Result: The AR-data contain the same temporal correlations, but they decay much faster than in amplitude.dat.

The spectra have to be compared with both linear and logarithmic y-scale. The frequency around 0.03 is dominant in both data sets, the harmonics of that visible in amplitude.dat_sp are suppressed in ar.dat_sp. This reflects that the AR-model contains the relevant time scales, but has shortcomings in a quantitative comparison. However, these are not too dramatic when only viewed with second order statistics. The differences will be more evident in the higher order correlations and other nonlinear concepts.

- Repeat the exercise starting from the ar-data you generated (file
ar.dat).
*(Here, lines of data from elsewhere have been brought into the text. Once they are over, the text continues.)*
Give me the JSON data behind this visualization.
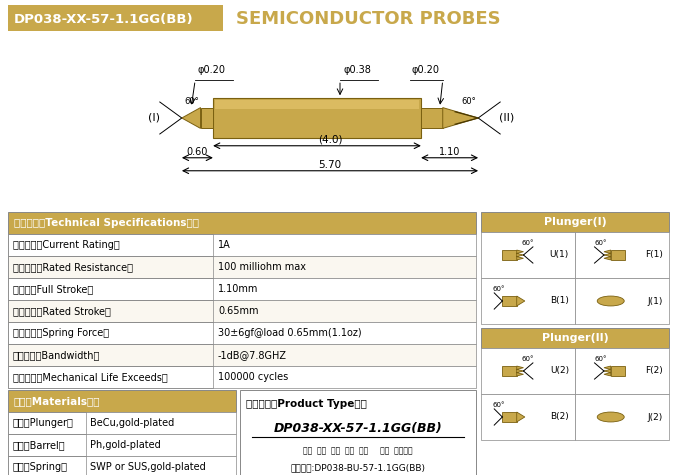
{
  "title_box_text": "DP038-XX-57-1.1GG(BB)",
  "title_main": "SEMICONDUCTOR PROBES",
  "gold_color": "#C8A84B",
  "gold_dark": "#7A6010",
  "gold_light": "#E8C870",
  "bg_color": "#FFFFFF",
  "gray": "#888888",
  "white": "#FFFFFF",
  "black": "#000000",
  "specs": [
    [
      "技术要求（Technical Specifications）：",
      ""
    ],
    [
      "额定电流（Current Rating）",
      "1A"
    ],
    [
      "额定电阻（Rated Resistance）",
      "100 milliohm max"
    ],
    [
      "满行程（Full Stroke）",
      "1.10mm"
    ],
    [
      "额定行程（Rated Stroke）",
      "0.65mm"
    ],
    [
      "额定弹力（Spring Force）",
      "30±6gf@load 0.65mm(1.1oz)"
    ],
    [
      "频率带宽（Bandwidth）",
      "-1dB@7.8GHZ"
    ],
    [
      "测试寿命（Mechanical Life Exceeds）",
      "100000 cycles"
    ]
  ],
  "materials": [
    [
      "材质（Materials）：",
      ""
    ],
    [
      "针头（Plunger）",
      "BeCu,gold-plated"
    ],
    [
      "针管（Barrel）",
      "Ph,gold-plated"
    ],
    [
      "弹簧（Spring）",
      "SWP or SUS,gold-plated"
    ]
  ],
  "product_type_label": "成品型号（Product Type）：",
  "product_type_main": "DP038-XX-57-1.1GG(BB)",
  "product_type_sub": "系列  规格  头型  总长  弹力     镀金  针头根数",
  "product_type_order": "订购举例:DP038-BU-57-1.1GG(BB)",
  "dim_phi038": "φ0.38",
  "dim_phi020_left": "φ0.20",
  "dim_phi020_right": "φ0.20",
  "dim_40": "(4.0)",
  "dim_570": "5.70",
  "dim_060": "0.60",
  "dim_110": "1.10",
  "label_I": "(I)",
  "label_II": "(II)",
  "plunger1_labels": [
    "U(1)",
    "F(1)",
    "B(1)",
    "J(1)"
  ],
  "plunger2_labels": [
    "U(2)",
    "F(2)",
    "B(2)",
    "J(2)"
  ],
  "plunger1_header": "Plunger(I)",
  "plunger2_header": "Plunger(II)"
}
You should observe that fitting an ar-model to ar-data will
yield residuals with a gaussian distribution, and that the
histograms, auto-correlation
functions and power spectra of the model data are identical to those
of the input data, if the order of the fit ( -p) is not smaller than the order of the model by
which the data were produced.

- Visualize both amplitude.dat and ar.dat in a delay embedding (do
not forget to
reset the gnuplot, e.g., set nologs), using
delay :

Start with -d1 and increase it, at least up to 50. What is optimal by a) visual impression, and what should be optimal when b) considering the auto-correlation function?

**Answers:**

amplitude.dat: a) About 8, when unfolding is good but overlap is still small. b) about 8: the first zero of the autocorrelation function would be optimal for a harmonic, periodic signal embedded in 2 dimensions.

ar.dat: a) for delay 8, the shape of the blob of lines comes close to circular, hence indicating sufficient decorrelation of the components of the delay vectors. b) The auto-correlation function yields about the same as for amplitude.dat.

- compute the false nearest neighbour statistics
(false_nearest):

false_nearest amplitude.dat -M8 -d8 -o -t200 -f5

Study the output, amplitude.dat.fnn, and observe the invariance of the result (namely that the embedding dimension 3 is insufficient but 4 is o.k.) under change of the time lag.

- Use the zeorth-order predictor
(zeroth)
on amplitude.dat and on ar.dat.

zeroth amplitude.dat -m1,4 -d8 -o -s250

zeroth ar.dat -m1,4 -d8 -o -s250

plot [][0:1.5] 'amplitude.dat.zer','ar.dat.zer',.05*exp(.02*x)

You should be able to verify the following observations:

For increasing prediction horizion, the prediction errors of amplitude.dat show two regimes: Exponential increase of the error due to chaos (the regime of nonlinear deterministic dynamics), slow linear increase due to loss of phase locking (the regime of linear correlations due to the rather constant period of the oscillations), constant when the predictions lose all correlations to the actual values (limit of unpredictability for a large prediction horizon of more time steps than can be computed with this data set, the relative prediction error saturates at 1. In order to arrive a prediction horizons larger than one half of the data set, you must switch off the causality window by the -C0 option in zeroth).

No succesful prediction for ar.dat beyond the linear correlations. Since ar.dat is a linear stochastic data set, it does not contain phase space information.